– ¿Y la recién nacida?
Quien preguntaba esto una mañana en Mendoza era doña Josefa Álvarez de Delgado, una señora todavía bastante joven, de mantilla, peinetón, traje negro y capa de abrigo, de antemano designada madrina de la criatura. Lo preguntaba en el umbral de la puerta de aquella casa tan grande en que vivía el general San Martín, dirigiéndose a un granadero que estaba allí como esperando alguna orden tomado de la rienda el caballo en que viniera del cuartel.
– No sabría informarle, señora. – respondió el soldado cuadrándose – Pero aquí viene el jefe.
Y era verdad que venía por el patio el general, de largo capote azul. Le saludó la señora; él le besó ambas manos, dio una orden al soldado, que sin más demora montó a caballo y partió al galope, y volviéndose a doña Josefa le dijo:
– ¿Quiere usted ver a la recién nacida? Pues pase usted.
Y entraron por el despacho del general y fueron atravesando varias piezas comunicadas entre sí, todas alfombradas. Aún hacía mucho frío en ese agosto y la noche antes había helado. Cerradas estaban para mayor precaución las habitaciones, y en cada una de ellas un alto brasero cargado de encendidos carbones difundía una agradable tibieza. Por los postigos del todo abiertos entraba mientras tanto el sol iluminando, ya en una, ya en otra alcoba, quizás la esquina de un sofá, tal vez las colgaduras de una cama.
Atravesaron estas piezas y penetraron finalmente en un aposento en que los postigos apenas entreabiertos casi no dejaban pasar la luz. Verdad que había una vela ardiendo ante una imagen, pero daba tan tenue claridad que era como si ni la hubiese. Allá, en un rincón, junto al lecho en que dormía la madre, se hallaba cubierta de un ligero tul de mosquitero la cuna de la criatura.

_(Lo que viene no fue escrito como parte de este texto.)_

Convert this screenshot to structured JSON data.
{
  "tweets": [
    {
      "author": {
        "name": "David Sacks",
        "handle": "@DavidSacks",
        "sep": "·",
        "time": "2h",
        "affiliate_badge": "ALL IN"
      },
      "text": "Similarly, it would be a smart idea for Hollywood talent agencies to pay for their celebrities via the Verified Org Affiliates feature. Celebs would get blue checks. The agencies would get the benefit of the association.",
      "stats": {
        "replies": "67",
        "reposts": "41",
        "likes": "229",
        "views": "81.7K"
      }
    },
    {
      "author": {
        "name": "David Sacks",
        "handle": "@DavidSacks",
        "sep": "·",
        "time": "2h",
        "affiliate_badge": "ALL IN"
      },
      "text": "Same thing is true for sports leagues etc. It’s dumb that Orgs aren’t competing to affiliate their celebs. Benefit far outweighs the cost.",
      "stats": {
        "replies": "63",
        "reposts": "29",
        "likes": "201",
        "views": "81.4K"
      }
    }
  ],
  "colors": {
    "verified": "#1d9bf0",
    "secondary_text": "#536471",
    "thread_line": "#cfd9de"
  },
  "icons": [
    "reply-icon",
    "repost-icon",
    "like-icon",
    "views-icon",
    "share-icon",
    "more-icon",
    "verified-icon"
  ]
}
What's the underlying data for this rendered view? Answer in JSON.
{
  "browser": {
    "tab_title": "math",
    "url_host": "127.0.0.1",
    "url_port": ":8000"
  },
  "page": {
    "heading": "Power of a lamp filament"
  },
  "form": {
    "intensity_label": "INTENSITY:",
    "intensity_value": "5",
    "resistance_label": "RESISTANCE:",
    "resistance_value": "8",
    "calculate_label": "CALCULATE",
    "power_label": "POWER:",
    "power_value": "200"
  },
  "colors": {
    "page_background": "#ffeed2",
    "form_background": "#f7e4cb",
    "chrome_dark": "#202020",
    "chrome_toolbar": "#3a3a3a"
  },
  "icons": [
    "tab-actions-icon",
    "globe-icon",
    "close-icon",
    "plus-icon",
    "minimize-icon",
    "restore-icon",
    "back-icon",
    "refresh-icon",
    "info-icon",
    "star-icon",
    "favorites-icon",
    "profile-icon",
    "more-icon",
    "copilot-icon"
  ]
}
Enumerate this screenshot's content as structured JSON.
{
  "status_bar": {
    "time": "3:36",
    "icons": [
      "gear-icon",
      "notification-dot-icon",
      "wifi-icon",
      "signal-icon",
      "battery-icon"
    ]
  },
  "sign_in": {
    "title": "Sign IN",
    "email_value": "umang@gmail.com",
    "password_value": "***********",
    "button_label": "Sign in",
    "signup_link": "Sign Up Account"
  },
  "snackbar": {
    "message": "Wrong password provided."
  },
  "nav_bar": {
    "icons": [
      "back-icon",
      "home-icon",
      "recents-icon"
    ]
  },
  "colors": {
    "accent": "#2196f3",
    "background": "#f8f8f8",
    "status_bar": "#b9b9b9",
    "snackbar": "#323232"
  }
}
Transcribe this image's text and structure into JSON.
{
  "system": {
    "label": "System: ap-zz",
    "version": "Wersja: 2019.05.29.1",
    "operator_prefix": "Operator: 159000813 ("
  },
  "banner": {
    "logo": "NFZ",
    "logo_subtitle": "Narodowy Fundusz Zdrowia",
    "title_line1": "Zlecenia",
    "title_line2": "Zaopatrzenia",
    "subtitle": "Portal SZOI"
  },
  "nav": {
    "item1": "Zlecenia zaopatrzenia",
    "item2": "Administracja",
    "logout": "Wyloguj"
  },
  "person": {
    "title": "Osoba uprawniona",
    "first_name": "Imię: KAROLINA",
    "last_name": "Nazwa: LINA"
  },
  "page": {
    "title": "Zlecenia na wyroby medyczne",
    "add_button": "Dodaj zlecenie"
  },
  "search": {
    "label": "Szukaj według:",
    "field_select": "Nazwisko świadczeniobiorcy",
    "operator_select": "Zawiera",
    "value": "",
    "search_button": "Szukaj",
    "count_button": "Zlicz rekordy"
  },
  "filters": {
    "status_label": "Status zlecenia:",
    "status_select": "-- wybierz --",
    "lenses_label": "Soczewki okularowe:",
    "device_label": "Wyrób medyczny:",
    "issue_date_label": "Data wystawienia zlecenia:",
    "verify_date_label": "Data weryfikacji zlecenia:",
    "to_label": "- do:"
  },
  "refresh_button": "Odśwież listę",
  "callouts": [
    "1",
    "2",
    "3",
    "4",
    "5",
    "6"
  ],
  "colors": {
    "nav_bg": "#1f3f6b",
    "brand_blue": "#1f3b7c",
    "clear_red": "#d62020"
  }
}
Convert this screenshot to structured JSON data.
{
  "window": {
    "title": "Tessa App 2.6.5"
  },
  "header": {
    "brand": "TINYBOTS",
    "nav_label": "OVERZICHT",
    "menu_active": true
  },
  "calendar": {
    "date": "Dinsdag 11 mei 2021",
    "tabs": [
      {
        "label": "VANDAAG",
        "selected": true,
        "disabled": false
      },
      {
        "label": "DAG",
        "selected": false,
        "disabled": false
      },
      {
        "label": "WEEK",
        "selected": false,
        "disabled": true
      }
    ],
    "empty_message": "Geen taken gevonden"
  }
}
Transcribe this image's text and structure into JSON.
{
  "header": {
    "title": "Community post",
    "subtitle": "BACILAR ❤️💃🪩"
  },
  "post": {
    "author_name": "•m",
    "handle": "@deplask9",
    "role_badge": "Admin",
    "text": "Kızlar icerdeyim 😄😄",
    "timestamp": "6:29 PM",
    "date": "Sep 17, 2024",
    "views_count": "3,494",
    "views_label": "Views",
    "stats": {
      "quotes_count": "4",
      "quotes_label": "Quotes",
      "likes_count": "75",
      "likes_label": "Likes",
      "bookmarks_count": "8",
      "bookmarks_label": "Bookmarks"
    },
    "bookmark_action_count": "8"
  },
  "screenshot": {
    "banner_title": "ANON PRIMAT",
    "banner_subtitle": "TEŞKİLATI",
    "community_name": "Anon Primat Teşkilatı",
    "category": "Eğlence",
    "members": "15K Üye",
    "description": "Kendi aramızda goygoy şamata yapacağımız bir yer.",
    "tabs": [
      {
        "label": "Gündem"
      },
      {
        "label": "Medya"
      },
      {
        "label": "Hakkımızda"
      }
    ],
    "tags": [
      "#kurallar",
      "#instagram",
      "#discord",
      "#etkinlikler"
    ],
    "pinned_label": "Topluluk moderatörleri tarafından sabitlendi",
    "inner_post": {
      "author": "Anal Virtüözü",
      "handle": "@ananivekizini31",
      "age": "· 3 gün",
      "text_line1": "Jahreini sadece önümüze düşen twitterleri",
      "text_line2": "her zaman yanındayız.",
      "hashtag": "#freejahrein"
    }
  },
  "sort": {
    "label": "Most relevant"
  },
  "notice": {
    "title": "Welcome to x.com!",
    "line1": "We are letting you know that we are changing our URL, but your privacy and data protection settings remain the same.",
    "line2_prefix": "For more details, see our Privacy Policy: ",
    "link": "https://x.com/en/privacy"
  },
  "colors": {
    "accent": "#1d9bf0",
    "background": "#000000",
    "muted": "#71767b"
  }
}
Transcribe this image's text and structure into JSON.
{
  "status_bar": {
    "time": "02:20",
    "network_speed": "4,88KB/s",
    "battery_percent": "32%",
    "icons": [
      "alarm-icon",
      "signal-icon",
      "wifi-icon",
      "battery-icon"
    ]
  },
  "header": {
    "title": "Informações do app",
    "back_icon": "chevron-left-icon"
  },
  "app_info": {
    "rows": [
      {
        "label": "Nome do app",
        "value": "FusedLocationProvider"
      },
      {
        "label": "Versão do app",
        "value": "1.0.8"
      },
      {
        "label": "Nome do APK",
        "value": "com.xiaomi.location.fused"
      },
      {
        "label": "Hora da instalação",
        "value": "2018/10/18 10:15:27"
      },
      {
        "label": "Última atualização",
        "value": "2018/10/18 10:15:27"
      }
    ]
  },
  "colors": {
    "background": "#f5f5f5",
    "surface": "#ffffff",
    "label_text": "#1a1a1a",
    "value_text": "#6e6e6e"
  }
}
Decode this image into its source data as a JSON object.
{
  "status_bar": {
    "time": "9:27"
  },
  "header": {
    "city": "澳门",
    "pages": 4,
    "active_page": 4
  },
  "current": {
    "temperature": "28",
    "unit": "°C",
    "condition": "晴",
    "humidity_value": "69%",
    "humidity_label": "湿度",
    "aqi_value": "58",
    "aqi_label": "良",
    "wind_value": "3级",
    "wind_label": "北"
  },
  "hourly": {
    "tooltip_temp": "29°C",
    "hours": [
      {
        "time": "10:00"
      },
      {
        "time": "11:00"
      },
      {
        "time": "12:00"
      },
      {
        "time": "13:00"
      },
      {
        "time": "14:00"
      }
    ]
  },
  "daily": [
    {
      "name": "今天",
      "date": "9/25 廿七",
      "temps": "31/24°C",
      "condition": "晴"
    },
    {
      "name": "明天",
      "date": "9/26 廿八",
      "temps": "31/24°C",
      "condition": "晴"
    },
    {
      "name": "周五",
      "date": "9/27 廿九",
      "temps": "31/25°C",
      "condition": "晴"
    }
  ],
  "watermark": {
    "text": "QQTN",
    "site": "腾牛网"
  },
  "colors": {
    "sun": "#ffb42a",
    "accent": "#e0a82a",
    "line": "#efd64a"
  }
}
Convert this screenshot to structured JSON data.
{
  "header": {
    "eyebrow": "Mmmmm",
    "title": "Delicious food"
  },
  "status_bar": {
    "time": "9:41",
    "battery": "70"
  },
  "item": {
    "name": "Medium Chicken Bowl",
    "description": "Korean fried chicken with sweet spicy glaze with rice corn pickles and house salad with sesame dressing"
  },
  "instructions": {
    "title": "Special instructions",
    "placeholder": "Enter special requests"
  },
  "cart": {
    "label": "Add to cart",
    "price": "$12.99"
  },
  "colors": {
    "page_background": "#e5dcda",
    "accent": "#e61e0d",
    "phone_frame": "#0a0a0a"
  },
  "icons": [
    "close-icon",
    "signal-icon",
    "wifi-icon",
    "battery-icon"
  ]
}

– Ahí tiene usted – dijo el padre, hablando bajo – a mi infanta mendocina. Así es como yo la llamo.
– No veo nada. – murmuró doña Josefa. – ¿Cómo hacer?
– Esperar a que se le acostumbren los ojos – contestó él – porque si abriésemos, se despertaría la madre, y conviene que descanse.
Pasaron unos instantes, y gradualmente los ojos fueron viendo más. Levantó entonces la señora el velo de la cuna, e inclinándose cuanto pudo,
descubrió al fin la dulce carita de la niña que asomaba entre las blondas de su gorra finísima y las mantas que la abrigaban.
– Es divina – dijo doña Josefa, acariciándole una mejilla con su mano enguantada.
La recién nacida dio un suspiro como en signo de haber comprendido que se trataba de ella.
– ¿Así que le ha gustado, mi amita?
La señora se volvió con sorpresa al general:
– ¿Quién me habla? Miro y no veo a nadie.
– Difícil es descubrir a una morena en la oscuridad. – respondió riendo don José – Y quien habla es la Jesús.
La negrita Jesús, que allí velaba el sueño de la niñita, había llegado a la casa como regalo que el señor Escalada, abuelo de la recién nacida, le hiciera a su hija Remeditos. Regalo, sí, porque ¡ay! aún no había sido suprimida totalmente la esclavitud y se podía regalar una persona lo mismo que se obsequia con un animal o con una cosa, si bien la Jesús se vio siempre tratada como si fuese libre, dada la bondad de sus amos y el cariño que le fueron tomando por ser la negrita más viva, simpática y conversadora que pudiera darse, aunque hablaba un castellano malísimo y casi no había letra que no transformara en ele.
– Bueno, – dijo la señora despidiéndose – hasta la tarde, que volveré a darle un beso a Remeditos y a traerle alguna chuchería a la infanta mendocina.